Mission accomplished.
I was dubious. I had my moments of wondering who this was all for. The hundreds of volunteers, the tens and tens and tens of thousands of dollars, the excruciating detail I doubted anyone would ever appreciate. I never questioned that all the effort was to benefit the kids, but I did question the degree of parental and community involvement. At times, it seemed so far over the top, I really had to wonder if the whole Grad Night enterprise would not benefit from a massive overhaul, a revisit of the mission. After all, all healthy organizations go through, or should go through, that exercise. It seemed like Grad Night was collapsing from the sheer weight of something that was over-organized, something that had become the Winchester Mystery House of events, something stuck in a lot of dated paradigms, but with a tinge of modern fixes slapped on. And when you’re in it, stuck in processes that are the way it’s always been, you get bogged down. I thought maybe we were losing the vision a little.
Old administrators have a hard time being worker bees when things are not tight and efficient. There was so much I wanted to fix.
And.. there was a ton that worked really, really well. So who’s going to argue?
And, best of all, we’re through it. It went off without a hitch. And I get to walk away. I will leave its revamping to future parents.
Most importantly, the kids who attended–some 500 of them–had a great time. They had a place to be, a place to release, a place to hang with friends in a fairly intimate setting. It was a huge gift that the parents and community gave them–a last great party–and I think they’ll remember it and appreciate the effort. Peter really and truly had a fantastic time. Stayed to the bitter end. Had stories to tell. This, certainly, is a good thing.

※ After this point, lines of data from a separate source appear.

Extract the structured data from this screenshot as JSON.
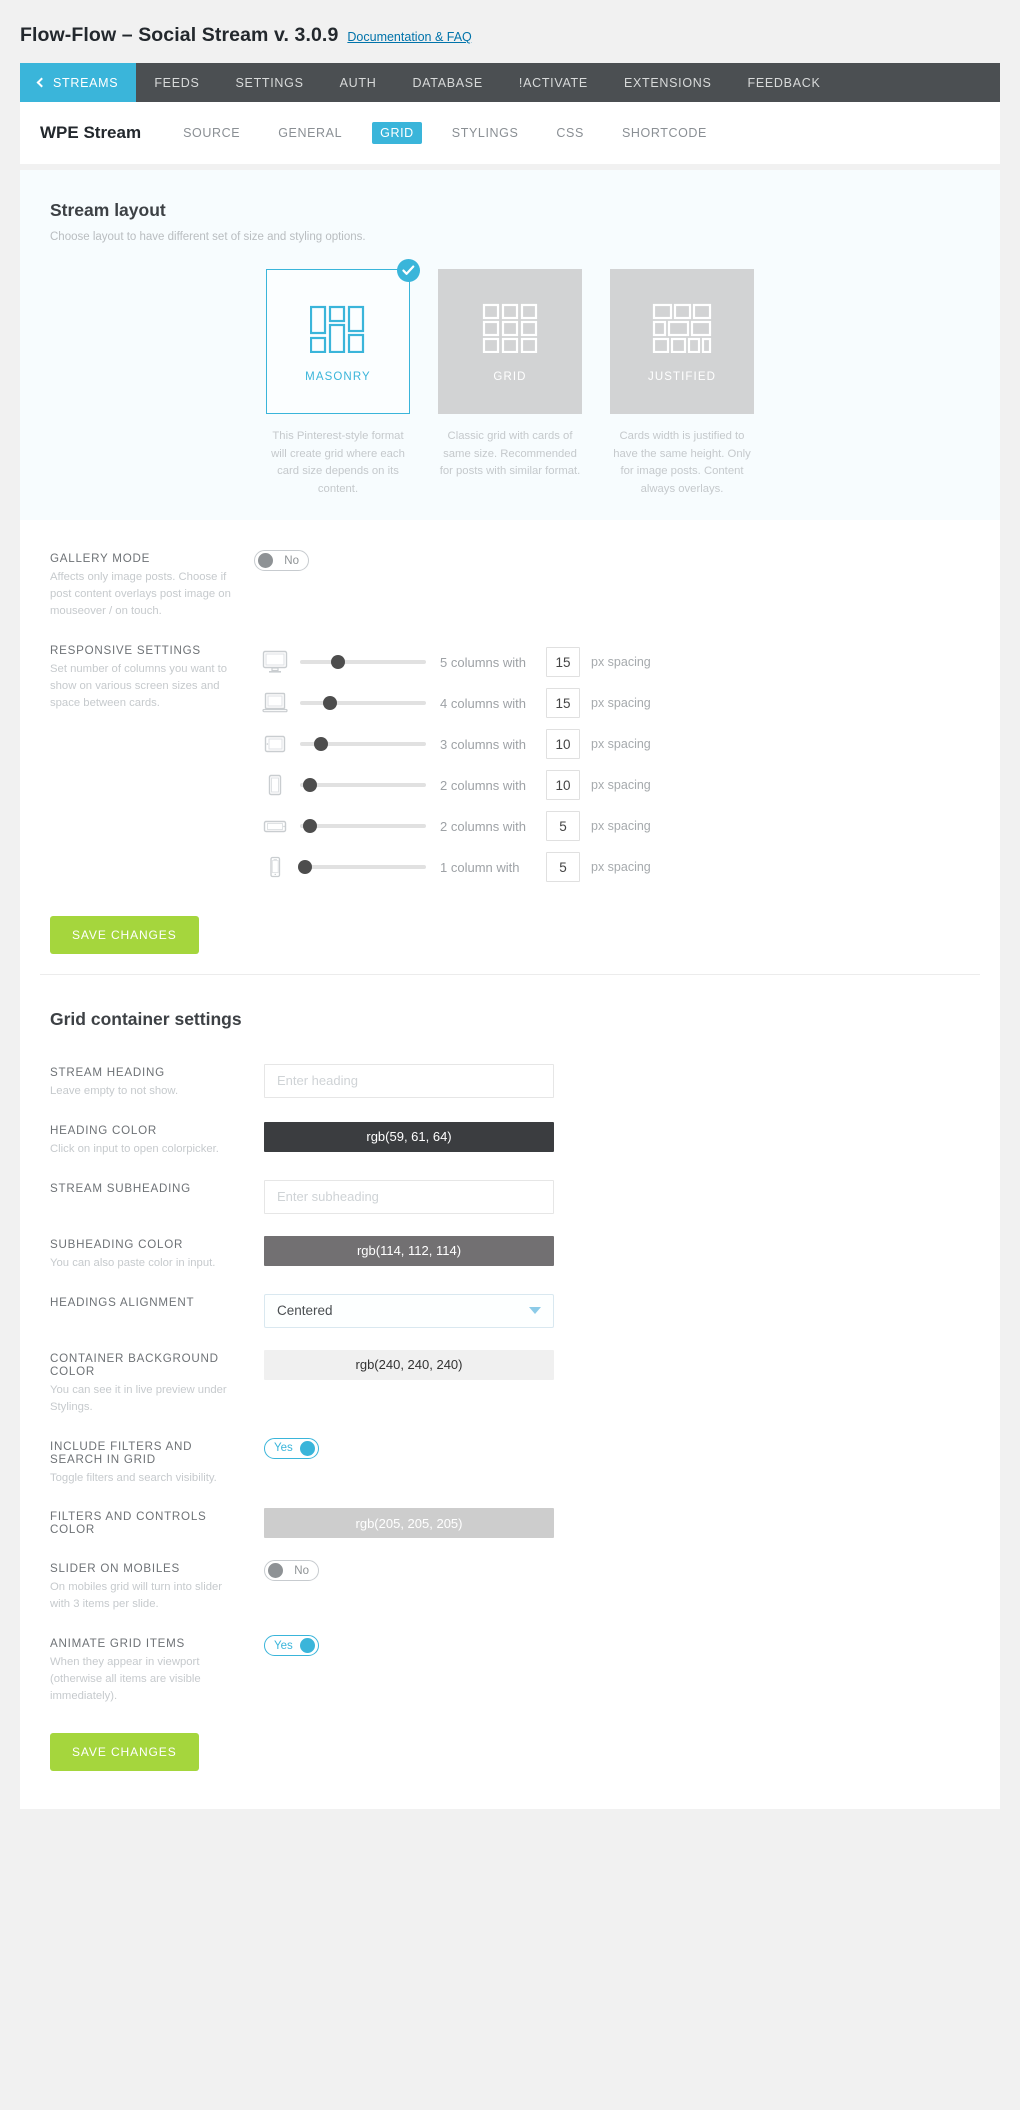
{
  "header": {
    "plugin_title": "Flow-Flow – Social Stream v. 3.0.9",
    "doc_link": "Documentation & FAQ"
  },
  "topnav": {
    "items": [
      {
        "label": "STREAMS",
        "active": true,
        "icon": "chevron-left-icon"
      },
      {
        "label": "FEEDS",
        "active": false
      },
      {
        "label": "SETTINGS",
        "active": false
      },
      {
        "label": "AUTH",
        "active": false
      },
      {
        "label": "DATABASE",
        "active": false
      },
      {
        "label": "!ACTIVATE",
        "active": false
      },
      {
        "label": "EXTENSIONS",
        "active": false
      },
      {
        "label": "FEEDBACK",
        "active": false
      }
    ]
  },
  "subnav": {
    "stream_name": "WPE Stream",
    "items": [
      {
        "label": "SOURCE",
        "active": false
      },
      {
        "label": "GENERAL",
        "active": false
      },
      {
        "label": "GRID",
        "active": true
      },
      {
        "label": "STYLINGS",
        "active": false
      },
      {
        "label": "CSS",
        "active": false
      },
      {
        "label": "SHORTCODE",
        "active": false
      }
    ]
  },
  "stream_layout": {
    "title": "Stream layout",
    "subtitle": "Choose layout to have different set of size and styling options.",
    "cards": [
      {
        "label": "MASONRY",
        "selected": true,
        "description": "This Pinterest-style format will create grid where each card size depends on its content."
      },
      {
        "label": "GRID",
        "selected": false,
        "description": "Classic grid with cards of same size. Recommended for posts with similar format."
      },
      {
        "label": "JUSTIFIED",
        "selected": false,
        "description": "Cards width is justified to have the same height. Only for image posts. Content always overlays."
      }
    ]
  },
  "gallery_mode": {
    "label": "GALLERY MODE",
    "hint": "Affects only image posts. Choose if post content overlays post image on mouseover / on touch.",
    "toggle_value": "No",
    "toggle_on": false
  },
  "responsive": {
    "label": "RESPONSIVE SETTINGS",
    "hint": "Set number of columns you want to show on various screen sizes and space between cards.",
    "px_label": "px spacing",
    "rows": [
      {
        "device": "desktop-icon",
        "columns_text": "5 columns with",
        "slider_pct": 30,
        "spacing": "15"
      },
      {
        "device": "laptop-icon",
        "columns_text": "4 columns with",
        "slider_pct": 24,
        "spacing": "15"
      },
      {
        "device": "tablet-icon",
        "columns_text": "3 columns with",
        "slider_pct": 17,
        "spacing": "10"
      },
      {
        "device": "tablet-portrait-icon",
        "columns_text": "2 columns with",
        "slider_pct": 8,
        "spacing": "10"
      },
      {
        "device": "phone-landscape-icon",
        "columns_text": "2 columns with",
        "slider_pct": 8,
        "spacing": "5"
      },
      {
        "device": "phone-icon",
        "columns_text": "1 column with",
        "slider_pct": 4,
        "spacing": "5"
      }
    ]
  },
  "save_top": {
    "label": "SAVE CHANGES"
  },
  "grid_container": {
    "title": "Grid container settings",
    "stream_heading": {
      "label": "STREAM HEADING",
      "hint": "Leave empty to not show.",
      "value": "",
      "placeholder": "Enter heading"
    },
    "heading_color": {
      "label": "HEADING COLOR",
      "hint": "Click on input to open colorpicker.",
      "value": "rgb(59, 61, 64)",
      "bg": "#3b3d40",
      "fg": "#ffffff"
    },
    "stream_subheading": {
      "label": "STREAM SUBHEADING",
      "hint": "",
      "value": "",
      "placeholder": "Enter subheading"
    },
    "subheading_color": {
      "label": "SUBHEADING COLOR",
      "hint": "You can also paste color in input.",
      "value": "rgb(114, 112, 114)",
      "bg": "#727072",
      "fg": "#ffffff"
    },
    "headings_alignment": {
      "label": "HEADINGS ALIGNMENT",
      "hint": "",
      "value": "Centered"
    },
    "container_bg_color": {
      "label": "CONTAINER BACKGROUND COLOR",
      "hint": "You can see it in live preview under Stylings.",
      "value": "rgb(240, 240, 240)",
      "bg": "#f0f0f0",
      "fg": "#333333"
    },
    "include_filters": {
      "label": "INCLUDE FILTERS AND SEARCH IN GRID",
      "hint": "Toggle filters and search visibility.",
      "toggle_value": "Yes",
      "toggle_on": true
    },
    "filters_color": {
      "label": "FILTERS AND CONTROLS COLOR",
      "hint": "",
      "value": "rgb(205, 205, 205)",
      "bg": "#cdcdcd",
      "fg": "#ffffff"
    },
    "slider_on_mobiles": {
      "label": "SLIDER ON MOBILES",
      "hint": "On mobiles grid will turn into slider with 3 items per slide.",
      "toggle_value": "No",
      "toggle_on": false
    },
    "animate_grid_items": {
      "label": "ANIMATE GRID ITEMS",
      "hint": "When they appear in viewport (otherwise all items are visible immediately).",
      "toggle_value": "Yes",
      "toggle_on": true
    }
  },
  "save_bottom": {
    "label": "SAVE CHANGES"
  },
  "colors": {
    "accent": "#3ab5da",
    "nav_bg": "#4b4f52",
    "save_green": "#a5d63d"
  }
}
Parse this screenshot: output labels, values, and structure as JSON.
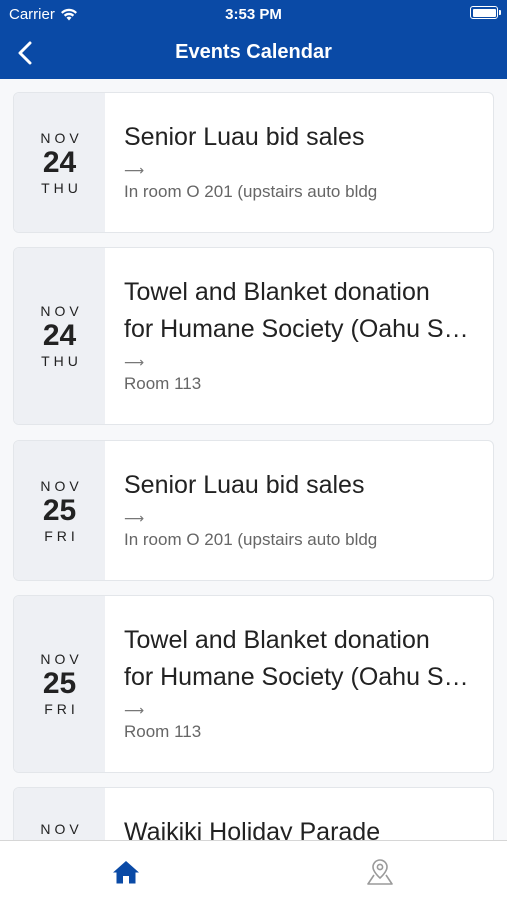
{
  "status_bar": {
    "carrier": "Carrier",
    "time": "3:53 PM"
  },
  "header": {
    "title": "Events Calendar"
  },
  "events": [
    {
      "month": "NOV",
      "day": "24",
      "weekday": "THU",
      "title_line1": "Senior Luau bid sales",
      "title_line2": "",
      "arrow": "⟶",
      "location": "In room O 201 (upstairs auto bldg"
    },
    {
      "month": "NOV",
      "day": "24",
      "weekday": "THU",
      "title_line1": "Towel and Blanket donation",
      "title_line2": "for Humane Society (Oahu S…",
      "arrow": "⟶",
      "location": "Room 113"
    },
    {
      "month": "NOV",
      "day": "25",
      "weekday": "FRI",
      "title_line1": "Senior Luau bid sales",
      "title_line2": "",
      "arrow": "⟶",
      "location": "In room O 201 (upstairs auto bldg"
    },
    {
      "month": "NOV",
      "day": "25",
      "weekday": "FRI",
      "title_line1": "Towel and Blanket donation",
      "title_line2": "for Humane Society (Oahu S…",
      "arrow": "⟶",
      "location": "Room 113"
    },
    {
      "month": "NOV",
      "day": "",
      "weekday": "",
      "title_line1": "Waikiki Holiday Parade",
      "title_line2": "",
      "arrow": "",
      "location": ""
    }
  ],
  "tabs": [
    {
      "icon": "home-icon",
      "active": true
    },
    {
      "icon": "map-pin-icon",
      "active": false
    }
  ],
  "colors": {
    "brand": "#0a4aa6",
    "date_bg": "#eef0f4",
    "tab_active": "#0a4aa6",
    "tab_inactive": "#9a9a9a"
  }
}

I’d taken Matt, Michael, Heidi and Manoj over for the public tours in the late afternoon on Friday, just hours before doors would open for the grads. I got a few pictures. The mood is really enhanced when the sun goes down and the lights come up, but there was a lot to be impressed by when the final decorating touches had been complete.
Here is a corner of the casino. Note the chandeliers. This room was all about Alice in Wonderland.
Here is the Hogwarts-themed music room where Boxer Bingo, henna tattoos, massage chairs and movies (Harry Potter, of course) took place. The brick and nighttime sky effect are achieved with wall paper. Every piece of furniture is brought in:
And here’s some hallway detail leading to Hogwarts:
This hallway, leading to the restaurant, is Great Gatsby-themed:
And it just sorta goes on and on. I asked Peter whether he enjoyed the Friends’ Cafe, a corner of Emerson that was set up to look like the Central Perk Cafe from the Friends TV show, with giant subway maps and NYC skylines and comfy furniture… and he’d missed that detail! He liked the mocha slushies they served though–his favorite of all the food, he said. I think that happens a lot. More detail than the kids will ever appreciate.
Peter said he’d missed Bernie Sanders, who welcomed students when they first entered the hall… I didn’t get a photo when it was all set up, but here’s a photo-op taken a couple weeks prior at an organizing meeting:
I have some final evaluations and wrap ups to do before I’m done with my duties, but for the kids, Grad Night’s a wrap.